Significantly these data demonstrated that the recovered Sars patients had a poor quality of life 12 years following recovery, and were susceptible to inflammation, tumours, and glucose and lipid metabolic disorders.”
 
It was observed that among survivors of the Sars outbreak of 2003, chronic fatigue and impaired lung function have been found in follow-up studies after two to four years.
 
COVID-19 is so new that no one is able to tell what is the percentage of patients who will recover, what is the percentage of patients who will not recover and have long-term sequel.
 
Constant tracking and figuring out how Covid-19 affects the body even after recovery could inform governments budgeting for social safety nets, doctors that see patients long term, and businesses as they set policies such as sick and disability leave. These issues could be even more crucial as public health officials say there's a possibility the virus may become a seasonal affliction.
 
Also countries and companies looking to get people back to work will need to understand how and if Covid-19 affects human health in the long run and its scope.
 
Dr Jessica Justman, a professor of medicine in epidemiology at Columbia University said, "There is such a wide range in the way the illness affects people.
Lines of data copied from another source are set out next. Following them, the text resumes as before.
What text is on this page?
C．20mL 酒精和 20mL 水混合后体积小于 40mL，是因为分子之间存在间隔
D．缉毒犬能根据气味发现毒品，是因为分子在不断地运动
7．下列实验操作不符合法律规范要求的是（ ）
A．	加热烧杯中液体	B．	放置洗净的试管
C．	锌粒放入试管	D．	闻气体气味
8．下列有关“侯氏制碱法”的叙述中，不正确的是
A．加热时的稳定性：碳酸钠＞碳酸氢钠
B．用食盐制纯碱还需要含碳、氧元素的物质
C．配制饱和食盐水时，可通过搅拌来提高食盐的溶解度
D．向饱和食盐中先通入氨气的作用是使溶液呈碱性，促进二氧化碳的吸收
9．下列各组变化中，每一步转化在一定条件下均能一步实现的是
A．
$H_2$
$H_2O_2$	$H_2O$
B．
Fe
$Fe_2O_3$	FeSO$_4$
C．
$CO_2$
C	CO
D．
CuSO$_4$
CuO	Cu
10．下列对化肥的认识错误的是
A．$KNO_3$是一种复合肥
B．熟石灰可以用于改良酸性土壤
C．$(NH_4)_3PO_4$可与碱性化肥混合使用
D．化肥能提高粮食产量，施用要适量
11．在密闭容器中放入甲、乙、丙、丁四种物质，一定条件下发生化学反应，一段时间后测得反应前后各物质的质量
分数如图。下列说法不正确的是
The various stakeholders need solid data to help them understand the breadth and duration of long term effects."
 
Large-scale studies in virus hot spots are needed to separate the physical legacy of the virus from how patients feel immediately after fighting off the infection.
 
Importantly, it will be crucial for scientists to track and quantify how Covid-19 affects such factors as oxygenation and breathing rate, said Dr Roberto Bruzzone, a visiting professor at the University of Hong Kong, whose research focuses on cell biology.
 
Health authorities, hospitals and researchers will have begun patient registries to start gathering data to study survivors over time as well.
 
Dr Bruzzone said, "We need an epidemiological study that may be feasible in places like Wuhan, New York City, Milan or Paris where there has been a huge group of infections with a wide variety of symptoms.”
 
All recovered patients on their own should keep on going for regular health checks and also get their doctors to conduct various test on areas most vulnerable such as the lungs, liver, gastrointestinal tract, nervous system, kidneys etc and also to report any sudden abnormalities.